Fast determination of chlorite, bromate, chlorate, dichloroacetic acid, and trichloroacetic acid in drinking water

Significance of the topic

Disinfection by-products (DBPs) form when common drinking water disinfectants react with inorganic or organic constituents. Several DBPs are associated with carcinogenicity and reproductive toxicity, so rapid, reliable monitoring is essential to protect public health and to verify compliance with drinking water standards. This application note presents a fast ion chromatography (IC) method for five regulated DBPs—chlorite, bromate, chlorate, dichloroacetic acid (DCAA) and trichloroacetic acid (TCAA)—that meets Chinese regulatory needs while reducing analysis time compared with earlier procedures.

Objectives and overview of the study

The primary objective was to develop and validate a rapid, robust IC method using suppressed conductivity detection to quantify five DBPs in drinking water in under 21 minutes. The method aims to deliver low detection limits, good linearity, acceptable accuracy and precision, and practical suitability for routine monitoring in municipal laboratories.

Methodology

The method uses anion-exchange IC with a KOH gradient eluent.
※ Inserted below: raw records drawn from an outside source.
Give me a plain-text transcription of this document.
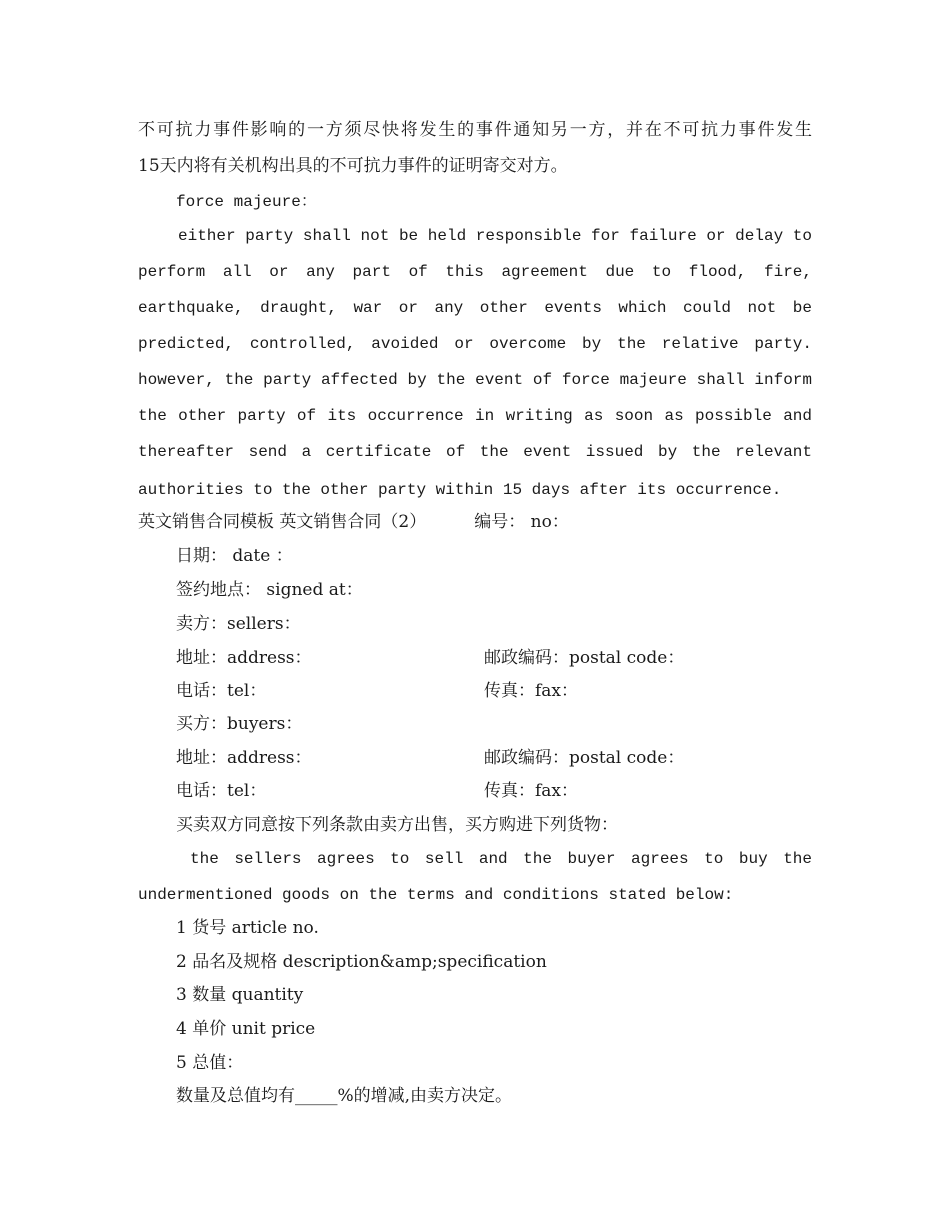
不可抗力事件影响的一方须尽快将发生的事件通知另一方，并在不可抗力事件发生
15天内将有关机构出具的不可抗力事件的证明寄交对方。
force majeure：
either party shall not be held responsible for failure or delay to
perform all or any part of this agreement due to flood, fire,
earthquake, draught, war or any other events which could not be
predicted, controlled, avoided or overcome by the relative party.
however, the party affected by the event of force majeure shall inform
the other party of its occurrence in writing as soon as possible and
thereafter send a certificate of the event issued by the relevant
authorities to the other party within 15 days after its occurrence.
英文销售合同模板 英文销售合同（2）	编号： no：
日期： date ：
签约地点： signed at：
卖方：sellers：
地址：address：	邮政编码：postal code：
电话：tel：	传真：fax：
买方：buyers：
地址：address：	邮政编码：postal code：
电话：tel：	传真：fax：
买卖双方同意按下列条款由卖方出售，买方购进下列货物：
the sellers agrees to sell and the buyer agrees to buy the
undermentioned goods on the terms and conditions stated below:
1 货号 article no.
2 品名及规格 description&amp;specification
3 数量 quantity
4 单价 unit price
5 总值：
数量及总值均有_____%的增减,由卖方决定。
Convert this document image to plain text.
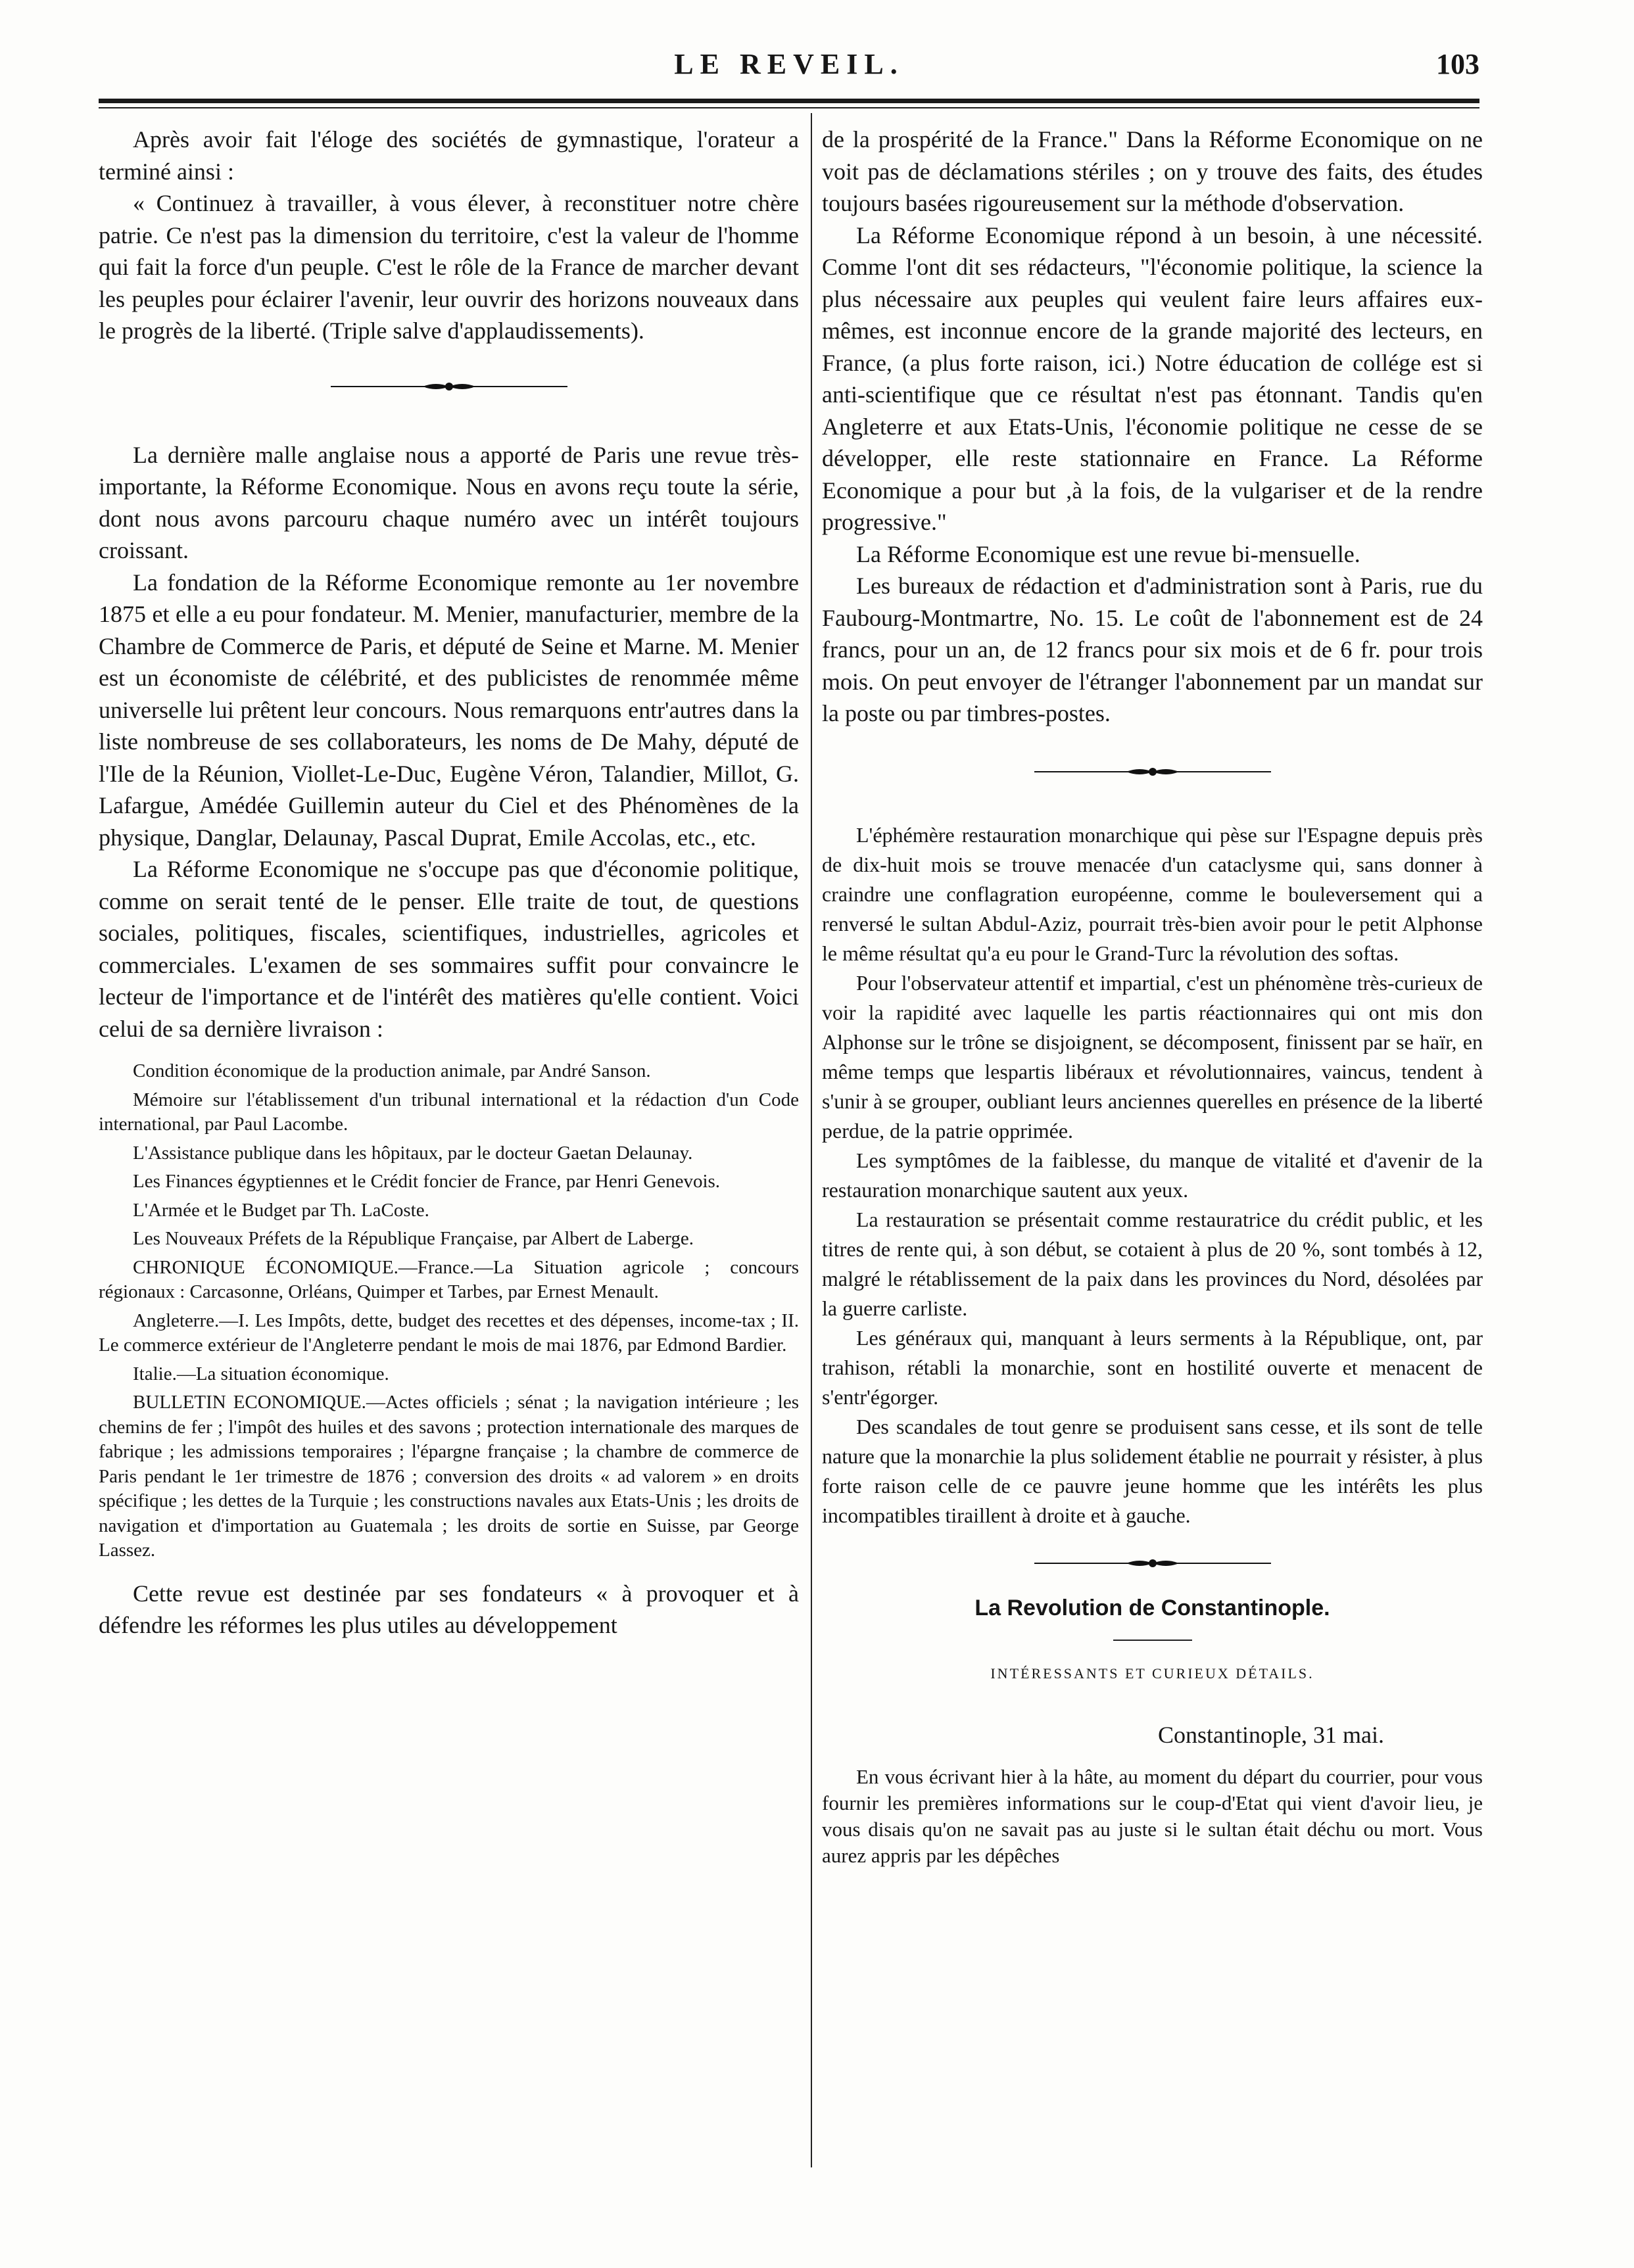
LE REVEIL.	103

Après avoir fait l'éloge des sociétés de gymnastique, l'orateur a terminé ainsi :

« Continuez à travailler, à vous élever, à reconstituer notre chère patrie. Ce n'est pas la dimension du territoire, c'est la valeur de l'homme qui fait la force d'un peuple. C'est le rôle de la France de marcher devant les peuples pour éclairer l'avenir, leur ouvrir des horizons nouveaux dans le progrès de la liberté. (Triple salve d'applaudissements).

La dernière malle anglaise nous a apporté de Paris une revue très-importante, la Réforme Economique. Nous en avons reçu toute la série, dont nous avons parcouru chaque numéro avec un intérêt toujours croissant.

La fondation de la Réforme Economique remonte au 1er novembre 1875 et elle a eu pour fondateur. M. Menier, manufacturier, membre de la Chambre de Commerce de Paris, et député de Seine et Marne. M. Menier est un économiste de célébrité, et des publicistes de renommée même universelle lui prêtent leur concours. Nous remarquons entr'autres dans la liste nombreuse de ses collaborateurs, les noms de De Mahy, député de l'Ile de la Réunion, Viollet-Le-Duc, Eugène Véron, Talandier, Millot, G. Lafargue, Amédée Guillemin auteur du Ciel et des Phénomènes de la physique, Danglar, Delaunay, Pascal Duprat, Emile Accolas, etc., etc.

La Réforme Economique ne s'occupe pas que d'économie politique, comme on serait tenté de le penser. Elle traite de tout, de questions sociales, politiques, fiscales, scientifiques, industrielles, agricoles et commerciales. L'examen de ses sommaires suffit pour convaincre le lecteur de l'importance et de l'intérêt des matières qu'elle contient. Voici celui de sa dernière livraison :

Condition économique de la production animale, par André Sanson.

Mémoire sur l'établissement d'un tribunal international et la rédaction d'un Code international, par Paul Lacombe.

L'Assistance publique dans les hôpitaux, par le docteur Gaetan Delaunay.

Les Finances égyptiennes et le Crédit foncier de France, par Henri Genevois.

L'Armée et le Budget par Th. LaCoste.

Les Nouveaux Préfets de la République Française, par Albert de Laberge.

CHRONIQUE ÉCONOMIQUE.—France.—La Situation agricole ; concours régionaux : Carcasonne, Orléans, Quimper et Tarbes, par Ernest Menault.

Angleterre.—I. Les Impôts, dette, budget des recettes et des dépenses, income-tax ; II. Le commerce extérieur de l'Angleterre pendant le mois de mai 1876, par Edmond Bardier.

Italie.—La situation économique.

BULLETIN ECONOMIQUE.—Actes officiels ; sénat ; la navigation intérieure ; les chemins de fer ; l'impôt des huiles et des savons ; protection internationale des marques de fabrique ; les admissions temporaires ; l'épargne française ; la chambre de commerce de Paris pendant le 1er trimestre de 1876 ; conversion des droits « ad valorem » en droits spécifique ; les dettes de la Turquie ; les constructions navales aux Etats-Unis ; les droits de navigation et d'importation au Guatemala ; les droits de sortie en Suisse, par George Lassez.

Cette revue est destinée par ses fondateurs « à provoquer et à défendre les réformes les plus utiles au développement

de la prospérité de la France." Dans la Réforme Economique on ne voit pas de déclamations stériles ; on y trouve des faits, des études toujours basées rigoureusement sur la méthode d'observation.

La Réforme Economique répond à un besoin, à une nécessité. Comme l'ont dit ses rédacteurs, "l'économie politique, la science la plus nécessaire aux peuples qui veulent faire leurs affaires eux-mêmes, est inconnue encore de la grande majorité des lecteurs, en France, (a plus forte raison, ici.) Notre éducation de collége est si anti-scientifique que ce résultat n'est pas étonnant. Tandis qu'en Angleterre et aux Etats-Unis, l'économie politique ne cesse de se développer, elle reste stationnaire en France. La Réforme Economique a pour but ,à la fois, de la vulgariser et de la rendre progressive."

La Réforme Economique est une revue bi-mensuelle.

Les bureaux de rédaction et d'administration sont à Paris, rue du Faubourg-Montmartre, No. 15. Le coût de l'abonnement est de 24 francs, pour un an, de 12 francs pour six mois et de 6 fr. pour trois mois. On peut envoyer de l'étranger l'abonnement par un mandat sur la poste ou par timbres-postes.

L'éphémère restauration monarchique qui pèse sur l'Espagne depuis près de dix-huit mois se trouve menacée d'un cataclysme qui, sans donner à craindre une conflagration européenne, comme le bouleversement qui a renversé le sultan Abdul-Aziz, pourrait très-bien avoir pour le petit Alphonse le même résultat qu'a eu pour le Grand-Turc la révolution des softas.

Pour l'observateur attentif et impartial, c'est un phénomène très-curieux de voir la rapidité avec laquelle les partis réactionnaires qui ont mis don Alphonse sur le trône se disjoignent, se décomposent, finissent par se haïr, en même temps que lespartis libéraux et révolutionnaires, vaincus, tendent à s'unir à se grouper, oubliant leurs anciennes querelles en présence de la liberté perdue, de la patrie opprimée.

Les symptômes de la faiblesse, du manque de vitalité et d'avenir de la restauration monarchique sautent aux yeux.

La restauration se présentait comme restauratrice du crédit public, et les titres de rente qui, à son début, se cotaient à plus de 20 %, sont tombés à 12, malgré le rétablissement de la paix dans les provinces du Nord, désolées par la guerre carliste.

Les généraux qui, manquant à leurs serments à la République, ont, par trahison, rétabli la monarchie, sont en hostilité ouverte et menacent de s'entr'égorger.

Des scandales de tout genre se produisent sans cesse, et ils sont de telle nature que la monarchie la plus solidement établie ne pourrait y résister, à plus forte raison celle de ce pauvre jeune homme que les intérêts les plus incompatibles tiraillent à droite et à gauche.

La Revolution de Constantinople.
INTÉRESSANTS ET CURIEUX DÉTAILS.
Constantinople, 31 mai.

En vous écrivant hier à la hâte, au moment du départ du courrier, pour vous fournir les premières informations sur le coup-d'Etat qui vient d'avoir lieu, je vous disais qu'on ne savait pas au juste si le sultan était déchu ou mort. Vous aurez appris par les dépêches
Key procedural points:

• Sample pre-treatment: filtration through 0.22 μm syringe filters prior to analysis.
• Chromatography: Thermo Scientific Dionex IonPac AS19-4μm analytical column (4 × 150 mm) with an AG19 guard (4 × 30 mm).
• Eluent: KOH gradient (6 mM initial, ramp to 20 mM, brief 50 mM step, return to 6 mM); total run time 21 min.
• Flow rate: 1.2 mL/min; injection volume: 250 μL; column temperature: 25 °C.
• Detection: suppressed conductivity using a dynamically regenerated suppressor in recycle mode (ADRS 600); background conductance ~0.4 μS/min.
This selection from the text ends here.